Semi-structured data handling (JSON) in dbt - Time & Space Complexity
When working with JSON data in dbt, it's important to know how the time to process this data grows as the data size increases.
We want to understand how the cost changes when extracting or transforming JSON fields.
Analyze the time complexity of the following dbt SQL snippet that extracts values from JSON.
select
id,
json_extract_path_text(data, 'user', 'name') as user_name
from {{ ref('raw_events') }}
This code extracts the "name" field nested inside the "user" object from a JSON column for each row.
Look at what repeats as the input grows.
- Primary operation: Extracting JSON fields from each row.
- How many times: Once per row in the input table.
As the number of rows increases, the extraction runs more times.

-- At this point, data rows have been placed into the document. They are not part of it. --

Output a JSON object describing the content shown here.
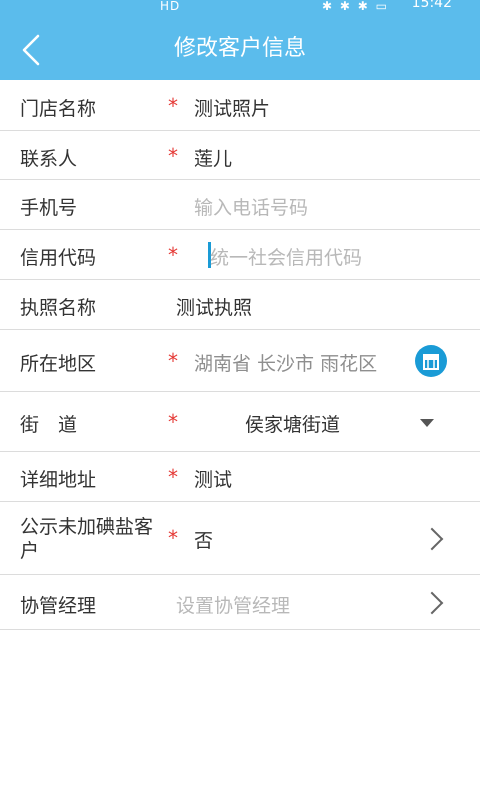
{
  "status_bar": {
    "left_text": "HD",
    "time": "15:42"
  },
  "header": {
    "title": "修改客户信息",
    "back_icon": "chevron-left-icon"
  },
  "form": {
    "rows": [
      {
        "label": "门店名称",
        "required": true,
        "value": "测试照片"
      },
      {
        "label": "联系人",
        "required": true,
        "value": "莲儿"
      },
      {
        "label": "手机号",
        "required": false,
        "placeholder": "输入电话号码"
      },
      {
        "label": "信用代码",
        "required": true,
        "placeholder": "统一社会信用代码"
      },
      {
        "label": "执照名称",
        "required": false,
        "value": "测试执照"
      },
      {
        "label": "所在地区",
        "required": true,
        "value": "湖南省 长沙市 雨花区"
      },
      {
        "label": "街　道",
        "required": true,
        "value": "侯家塘街道"
      },
      {
        "label": "详细地址",
        "required": true,
        "value": "测试"
      },
      {
        "label": "公示未加碘盐客户",
        "required": true,
        "value": "否"
      },
      {
        "label": "协管经理",
        "required": false,
        "placeholder": "设置协管经理"
      }
    ]
  },
  "star": "*",
  "colors": {
    "accent": "#5bbcec",
    "required_star": "#e53935",
    "placeholder": "#b8b8b8",
    "map_button": "#1a9bd6"
  }
}
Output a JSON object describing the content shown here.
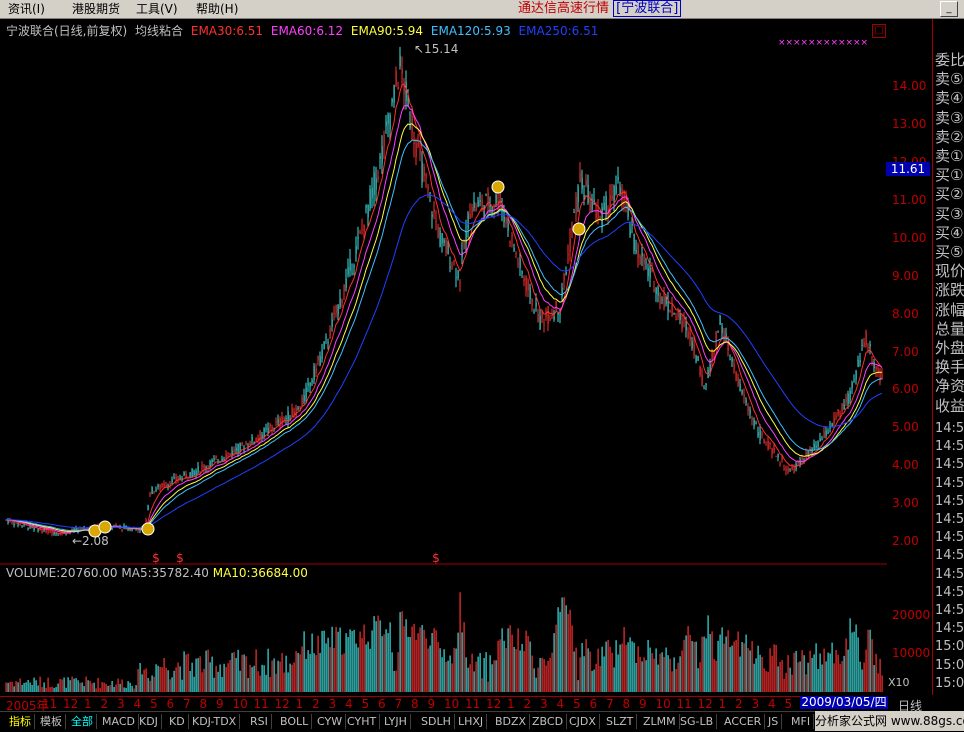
{
  "menu": {
    "items": [
      "资讯(I)",
      "港股期货",
      "工具(V)",
      "帮助(H)"
    ],
    "app_title": "通达信高速行情",
    "stock_name": "[宁波联合]"
  },
  "chart": {
    "header": "宁波联合(日线,前复权)",
    "indicator_name": "均线粘合",
    "ema": [
      {
        "label": "EMA30:6.51",
        "color": "#ff3030"
      },
      {
        "label": "EMA60:6.12",
        "color": "#ff40ff"
      },
      {
        "label": "EMA90:5.94",
        "color": "#ffff40"
      },
      {
        "label": "EMA120:5.93",
        "color": "#40c0ff"
      },
      {
        "label": "EMA250:6.51",
        "color": "#2040ff"
      }
    ],
    "price_ticks": [
      "14.00",
      "13.00",
      "12.00",
      "11.00",
      "10.00",
      "9.00",
      "8.00",
      "7.00",
      "6.00",
      "5.00",
      "4.00",
      "3.00",
      "2.00"
    ],
    "current_price": "11.61",
    "high_marker": "15.14",
    "low_marker": "2.08",
    "signal_marker": "$",
    "volume_legend": {
      "volume": "VOLUME:20760.00",
      "ma5": "MA5:35782.40",
      "ma10": "MA10:36684.00"
    },
    "volume_ticks": [
      "20000",
      "10000"
    ],
    "volume_multiplier": "X10",
    "x_labels": [
      "2005年",
      "11",
      "12",
      "1",
      "2",
      "3",
      "4",
      "5",
      "6",
      "7",
      "8",
      "9",
      "10",
      "11",
      "12",
      "1",
      "2",
      "3",
      "4",
      "5",
      "6",
      "7",
      "8",
      "9",
      "10",
      "11",
      "12",
      "1",
      "2",
      "3",
      "4",
      "5",
      "6",
      "7",
      "8",
      "9",
      "10",
      "11",
      "12",
      "1",
      "2",
      "3",
      "4",
      "5",
      "6",
      "7",
      "8",
      "9",
      "10"
    ],
    "current_date": "2009/03/05/四",
    "period": "日线"
  },
  "quote_panel": {
    "labels": [
      "委比",
      "卖⑤",
      "卖④",
      "卖③",
      "卖②",
      "卖①",
      "买①",
      "买②",
      "买③",
      "买④",
      "买⑤",
      "现价",
      "涨跌",
      "涨幅",
      "总量",
      "外盘",
      "换手",
      "净资",
      "收益"
    ],
    "times": [
      "14:5",
      "14:5",
      "14:5",
      "14:5",
      "14:5",
      "14:5",
      "14:5",
      "14:5",
      "14:5",
      "14:5",
      "14:5",
      "14:5",
      "15:0",
      "15:0",
      "15:0"
    ]
  },
  "tabs": {
    "mode_tabs": [
      "指标",
      "模板",
      "全部"
    ],
    "indicator_tabs": [
      "MACD",
      "KDJ",
      "KD",
      "KDJ-TDX",
      "RSI",
      "BOLL",
      "CYW",
      "CYHT",
      "LYJH",
      "SDLH",
      "LHXJ",
      "BDZX",
      "ZBCD",
      "CJDX",
      "SLZT",
      "ZLMM",
      "SG-LB",
      "ACCER",
      "JS",
      "MFI"
    ]
  },
  "watermark": "分析家公式网 www.88gs.com",
  "colors": {
    "up_candle": "#ff3030",
    "down_candle": "#40e0e0",
    "axis": "#a00000",
    "background": "#000000"
  }
}
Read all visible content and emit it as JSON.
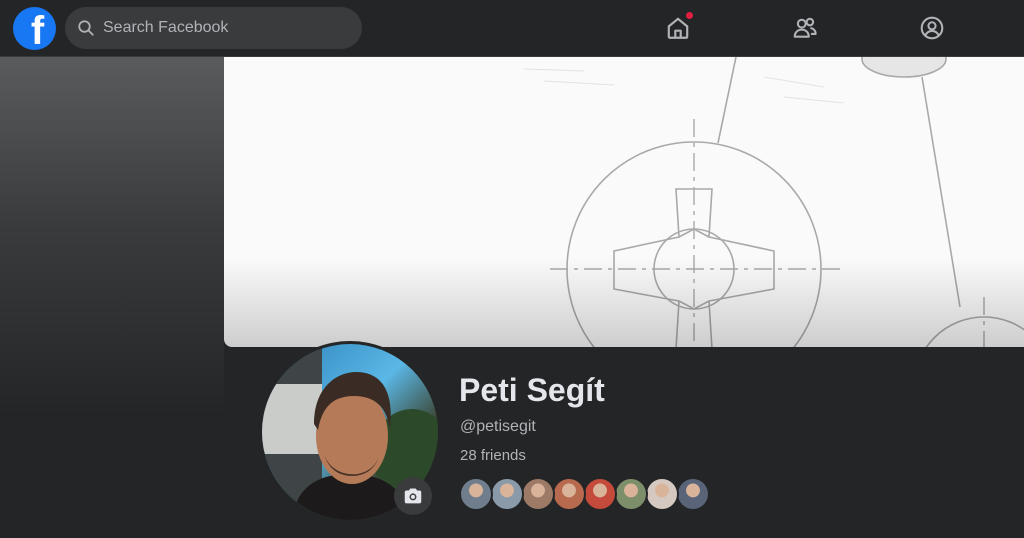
{
  "app": {
    "logo_letter": "f"
  },
  "search": {
    "placeholder": "Search Facebook"
  },
  "nav": {
    "items": [
      {
        "name": "home",
        "icon": "home-icon",
        "has_notification": true
      },
      {
        "name": "friends",
        "icon": "friends-icon"
      },
      {
        "name": "account",
        "icon": "account-icon"
      }
    ]
  },
  "profile": {
    "name": "Peti Segít",
    "handle": "@petisegit",
    "friends_label": "28 friends"
  },
  "friend_avatars": [
    {
      "color": "#6f7d8c"
    },
    {
      "color": "#8a9aa8"
    },
    {
      "color": "#9c7a66"
    },
    {
      "color": "#b86a4e"
    },
    {
      "color": "#c44a3c"
    },
    {
      "color": "#7d8f6a"
    },
    {
      "color": "#d4c8c0"
    },
    {
      "color": "#5a6478"
    }
  ],
  "colors": {
    "brand": "#1877f2",
    "background": "#242526",
    "surface": "#3a3b3c",
    "text_primary": "#e4e6eb",
    "text_secondary": "#b0b3b8",
    "notification": "#e41e3f"
  }
}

| Input Size (n) | Approx. Operations |
|---|---|
| 10 | 10 extractions |
| 100 | 100 extractions |
| 1000 | 1000 extractions |
Pattern observation: The work grows directly with the number of rows.
Time Complexity: O(n)
This means the time to process grows linearly with the number of rows.
[X] Wrong: "Extracting JSON fields is instant and does not depend on data size."
[OK] Correct: Each row requires parsing the JSON, so more rows mean more work and more time.
Understanding how JSON extraction scales helps you explain data processing costs clearly and shows you can reason about query performance.
"What if the JSON data was deeply nested with many levels? How would that affect the time complexity?"